The Hidden Cost Of College: Rising Student Fees

Jeffrey Sellingo:

With tuition bills arriving as the fall semester starts, students and parents might notice a line with a pretty big number next to it: student fees.

During their college search, many prospective students tend to pay attention to tuition. But in the last decade, fees have started to make up a larger share of the overall bill, particularly at public campuses. Since 2000, student fees have actually grown faster than tuition in percentage terms. Fees rose 95 percent at public four-year colleges (and 61 percent at private colleges), according to a study by Robert Kelchen, an assistant professor of higher education at Seton Hall University. Because the sticker price is often much lower at a public college than a private institution, the hike in student fees hasn’t gone unnoticed.

“Student fees have traditionally been used to fund specific campus programs such as student unions and recreational facilities,” Kelchen wrote in his study, “but the number and types of fees have increased substantially over the past two decades.”

Those include technology fees, library fees, and athletics fees. Nearly half of all subsidies public universities provide to athletics programs come from student fees. Public colleges like using fees when they need to raise overall prices because they typically get to keep the revenue generated from fees, unlike tuition dollars which are sometimes funneled through state coffers. What’s more, students usually get to vote on new fees or fee increases. Many of these measures easily pass because the students who vote mostly have graduated by the time the fees are in place.
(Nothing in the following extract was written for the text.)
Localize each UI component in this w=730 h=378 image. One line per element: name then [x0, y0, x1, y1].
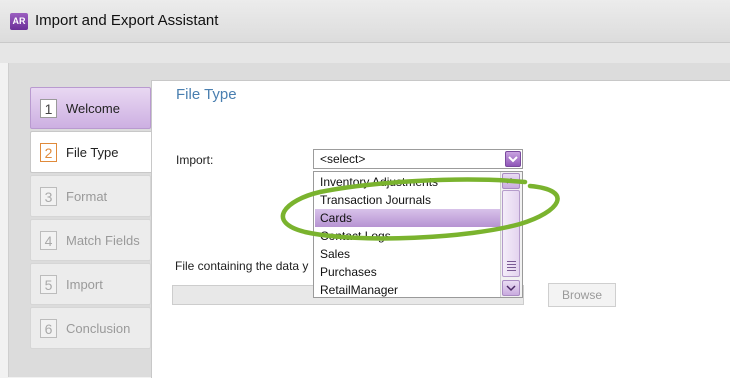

As Kelchen noted in his study, fees are a popular way to pay for amenities, such as recreation centers and student unions, needed to keep up with competitors. This arms race on so-called consumption amenities—so named because have no lasting value for students—helps attract relatively low-achieving, high-income applicants who do not receive large financial-aid packages, according to researchers, but raises the cost for everyone else, especially low-income students struggling to pay bills.